Oktay daha çok soyut duyguların bir filozofça kavrayışının peşinde. Bazı metinlere deneme deyişimin bir sebebi de budur. Bir yazarın, sanatçının öykü seçkisi. Hayata sığamamış, soyutlanmış, hayatı kavrayamamış, kabullenişleri ve toplumsal yargıları reddetmiş bir yazarın öyküleri.

Yazar; insanla, şehirliyle kavgalıdır. Kinle, nefretle kavgalıdır. Onun içinde Özdemir Asaf şiirlerinde yatan saf sevme duygusu vardır. Sait’in 'bir insanı sevmekle başlar her şey' dediği yerdedir.

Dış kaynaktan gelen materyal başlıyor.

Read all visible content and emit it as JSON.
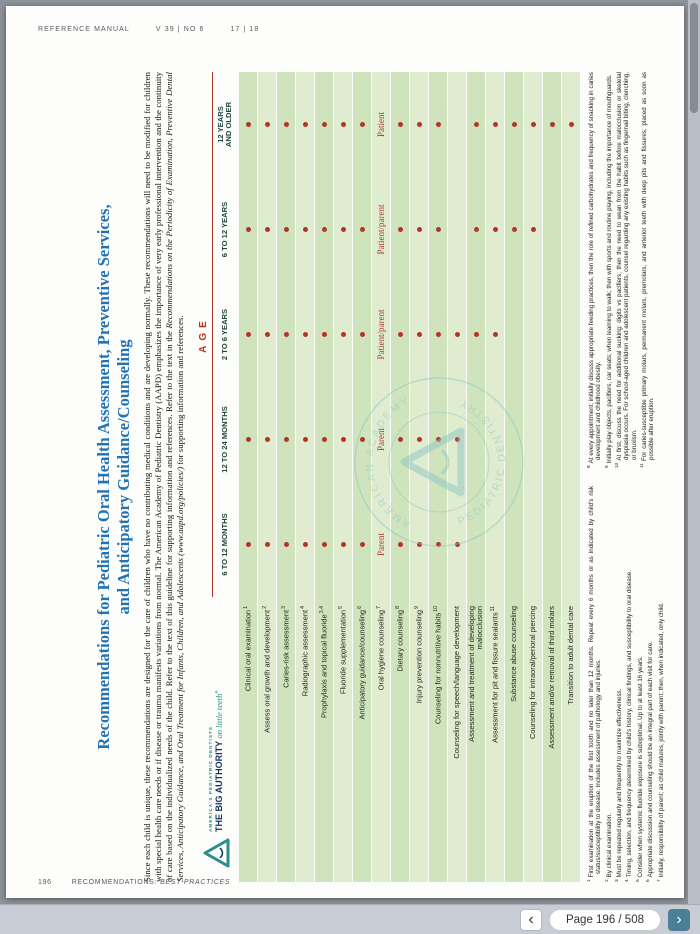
{
  "header": {
    "journal": "REFERENCE MANUAL",
    "volume": "V 39 | NO 6",
    "pages": "17 | 18"
  },
  "footer": {
    "page_number": "196",
    "section_prefix": "RECOMMENDATIONS:",
    "section_name": "BEST PRACTICES"
  },
  "article": {
    "title_line1": "Recommendations for Pediatric Oral Health Assessment, Preventive Services,",
    "title_line2": "and Anticipatory Guidance/Counseling",
    "intro_before": "Since each child is unique, these recommendations are designed for the care of children who have no contributing medical conditions and are developing normally. These recommendations will need to be modified for children with special health care needs or if disease or trauma manifests variations from normal. The American Academy of Pediatric Dentistry (AAPD) emphasizes the importance of very early professional intervention and the continuity of care based on the individualized needs of the child. Refer to the text of this guideline for supporting information and references. Refer to the text in the ",
    "intro_italic": "Recommendations on the Periodicity of Examination, Preventive Dental Services, Anticipatory Guidance, and Oral Treatment for Infants, Children, and Adolescents (www.aapd.org/policies/)",
    "intro_after": " for supporting information and references."
  },
  "logo": {
    "line1": "AMERICA'S PEDIATRIC DENTISTS",
    "line2_bold": "THE BIG AUTHORITY",
    "line2_script": "on little teeth",
    "reg": "®"
  },
  "watermark": {
    "arc_top": "AMERICAN ACADEMY",
    "arc_bottom": "PEDIATRIC DENTISTRY"
  },
  "table": {
    "age_header": "AGE",
    "columns": [
      "6 TO 12 MONTHS",
      "12 TO 24 MONTHS",
      "2 TO 6 YEARS",
      "6 TO 12 YEARS",
      "12 YEARS\nAND OLDER"
    ],
    "rows": [
      {
        "label": "Clinical oral examination",
        "sup": "1",
        "cells": [
          "dot",
          "dot",
          "dot",
          "dot",
          "dot"
        ]
      },
      {
        "label": "Assess oral growth and development",
        "sup": "2",
        "cells": [
          "dot",
          "dot",
          "dot",
          "dot",
          "dot"
        ]
      },
      {
        "label": "Caries-risk assessment",
        "sup": "3",
        "cells": [
          "dot",
          "dot",
          "dot",
          "dot",
          "dot"
        ]
      },
      {
        "label": "Radiographic assessment",
        "sup": "4",
        "cells": [
          "dot",
          "dot",
          "dot",
          "dot",
          "dot"
        ]
      },
      {
        "label": "Prophylaxis and topical fluoride",
        "sup": "3,4",
        "cells": [
          "dot",
          "dot",
          "dot",
          "dot",
          "dot"
        ]
      },
      {
        "label": "Fluoride supplementation",
        "sup": "5",
        "cells": [
          "dot",
          "dot",
          "dot",
          "dot",
          "dot"
        ]
      },
      {
        "label": "Anticipatory guidance/counseling",
        "sup": "6",
        "cells": [
          "dot",
          "dot",
          "dot",
          "dot",
          "dot"
        ]
      },
      {
        "label": "Oral hygiene counseling",
        "sup": "7",
        "cells": [
          "Parent",
          "Parent",
          "Patient/parent",
          "Patient/parent",
          "Patient"
        ]
      },
      {
        "label": "Dietary counseling",
        "sup": "8",
        "cells": [
          "dot",
          "dot",
          "dot",
          "dot",
          "dot"
        ]
      },
      {
        "label": "Injury prevention counseling",
        "sup": "9",
        "cells": [
          "dot",
          "dot",
          "dot",
          "dot",
          "dot"
        ]
      },
      {
        "label": "Counseling for nonnutritive habits",
        "sup": "10",
        "cells": [
          "dot",
          "dot",
          "dot",
          "dot",
          "dot"
        ]
      },
      {
        "label": "Counseling for speech/language development",
        "sup": "",
        "cells": [
          "dot",
          "dot",
          "dot",
          "",
          ""
        ]
      },
      {
        "label": "Assessment and treatment of developing malocclusion",
        "sup": "",
        "cells": [
          "",
          "",
          "dot",
          "dot",
          "dot"
        ]
      },
      {
        "label": "Assessment for pit and fissure sealants",
        "sup": "11",
        "cells": [
          "",
          "",
          "dot",
          "dot",
          "dot"
        ]
      },
      {
        "label": "Substance abuse counseling",
        "sup": "",
        "cells": [
          "",
          "",
          "",
          "dot",
          "dot"
        ]
      },
      {
        "label": "Counseling for intraoral/perioral piercing",
        "sup": "",
        "cells": [
          "",
          "",
          "",
          "dot",
          "dot"
        ]
      },
      {
        "label": "Assessment and/or removal of third molars",
        "sup": "",
        "cells": [
          "",
          "",
          "",
          "",
          "dot"
        ]
      },
      {
        "label": "Transition to adult dental care",
        "sup": "",
        "cells": [
          "",
          "",
          "",
          "",
          "dot"
        ]
      }
    ]
  },
  "footnotes": {
    "col1": [
      {
        "num": "1",
        "text": "First examination at the eruption of the first tooth and no later than 12 months. Repeat every 6 months or as indicated by child's risk status/susceptibility to disease. Includes assessment of pathology and injuries."
      },
      {
        "num": "2",
        "text": "By clinical examination."
      },
      {
        "num": "3",
        "text": "Must be repeated regularly and frequently to maximize effectiveness."
      },
      {
        "num": "4",
        "text": "Timing, selection, and frequency determined by child's history, clinical findings, and susceptibility to oral disease."
      },
      {
        "num": "5",
        "text": "Consider when systemic fluoride exposure is suboptimal. Up to at least 16 years."
      },
      {
        "num": "6",
        "text": "Appropriate discussion and counseling should be an integral part of each visit for care."
      },
      {
        "num": "7",
        "text": "Initially, responsibility of parent; as child matures, jointly with parent; then, when indicated, only child."
      }
    ],
    "col2": [
      {
        "num": "8",
        "text": "At every appointment; initially discuss appropriate feeding practices, then the role of refined carbohydrates and frequency of snacking in caries development and childhood obesity."
      },
      {
        "num": "9",
        "text": "Initially play objects, pacifiers, car seats; when learning to walk; then with sports and routine playing, including the importance of mouthguards."
      },
      {
        "num": "10",
        "text": "At first, discuss the need for additional sucking: digits vs pacifiers; then the need to wean from the habit before malocclusion or skeletal dysplasia occurs. For school-aged children and adolescent patients, counsel regarding any existing habits such as fingernail biting, clenching, or bruxism."
      },
      {
        "num": "11",
        "text": "For caries-susceptible primary molars, permanent molars, premolars, and anterior teeth with deep pits and fissures; placed as soon as possible after eruption."
      }
    ]
  },
  "toolbar": {
    "page_label": "Page 196 / 508",
    "prev_icon": "‹",
    "next_icon": "›"
  }
}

Sayfalar boyunca aynı sevme arzusunu, dünyada yer edinememişliği, ezilmişliği, saf seviyi okuyoruz. Bunlar metinlerin en belirgin ortak izlekleridir. Bazı noktalarda aynı metaları, aynı izlekleri okumak okuru kitaptan itecektir. Oktay Akbal’ı sevmesem, herhalde daha sert bir şekilde eleştirirdim bu tüketimciliği. Burada şuna değinmek istiyorum: Bu eser, bir okur kitabı bir açıdan da. Külliyatın olmazsa olmazlarından, Oktay’ı anlamada önemli kaynaklardan biri.

Toplumsal hassasiyet olarak da bir sanatçı duruşunu yer yer görüyoruz. Kimi zaman yazar boğazı seyretmekten vazgeçerek şehri seyreder. Burada gördüğü İstanbul’un yoksulluğu ve sömürüdür. Toplumsal meselelerde yüksek seslidir. Köy enstitülerinin kapatılması meselesinde olduğu gibi.

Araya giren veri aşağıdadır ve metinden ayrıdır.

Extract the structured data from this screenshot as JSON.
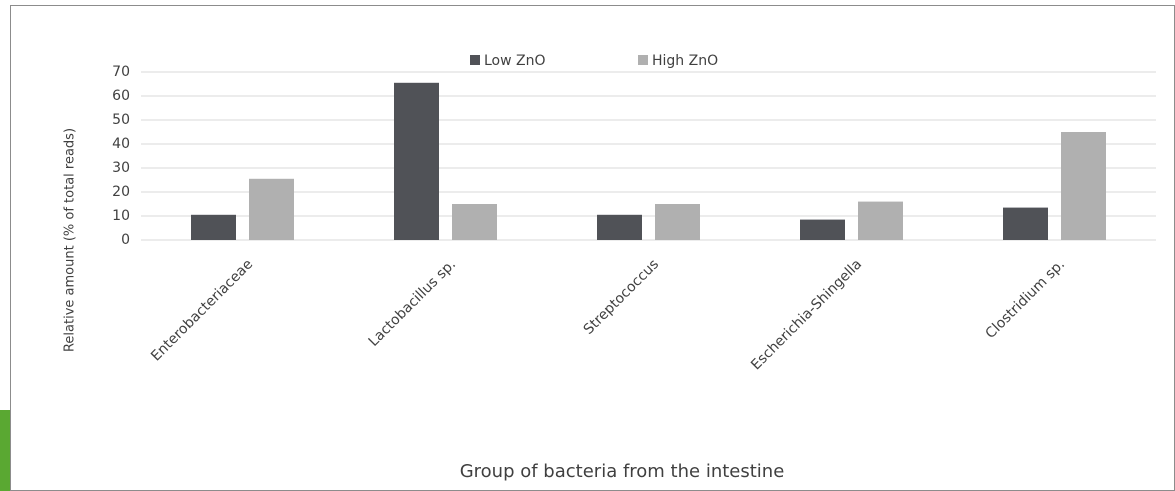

Esere paha biçtirecek bir diğer detay ise, okuyanlar görecektir ki bu metinler bir edebî birikim okuruna sunmaktadır. Çehov’dan, Sait’ten, Orhan Veli’den.

Bir Sabahtı adlı öykünün adını geçirmekte fayda var: Denemeye yakın bir öyküdür. Metin boyunca yazar kabullenişlerle, giyit dikmelerle savaşıyor.

Seçki hakkında genel bir değerlendirmeyi tamamıyla algılamak yanlıştır. Örneğin Sevi’ye Övgü bir öykü değildir, denemedir. Ama bu metindeki üslup, eserdeki bütün metinlerin ortak üslubudur.

Olayların, merkez alındığı, salt kurmacanın öykü olarak görüldüğü klasik öykülerden değil öykücükler. Bunlar küçürek öykü de değildir, yalnızca kısa öyküler ve yanı sıra denemelerdir. Bekleyenin, bir iskelede seyredenin öyküsü. Dalıp gidenin zihni. Birkaç kez kol saatine bakıldıktan sonra yazılmış, kol saati öyküleri. Yazar kendi çağının insanı olamamış. Saatine bakmış. Godot gelmemiş. Ama Godot gideli çok olmuş. İzleri şehirde kalmış

Oktay Akbal’dan okurken yazarın hep bir şair olduğunu düşünmüşümdür. Üslup olarak da şiirsel değildir. Olaylara bakışında, olguları açıklayışında bir ozanlık yatar. Kaleminde bir ozan saklıdır. Türk Öyküsünün ozanlarındandır: Oktay Akbal.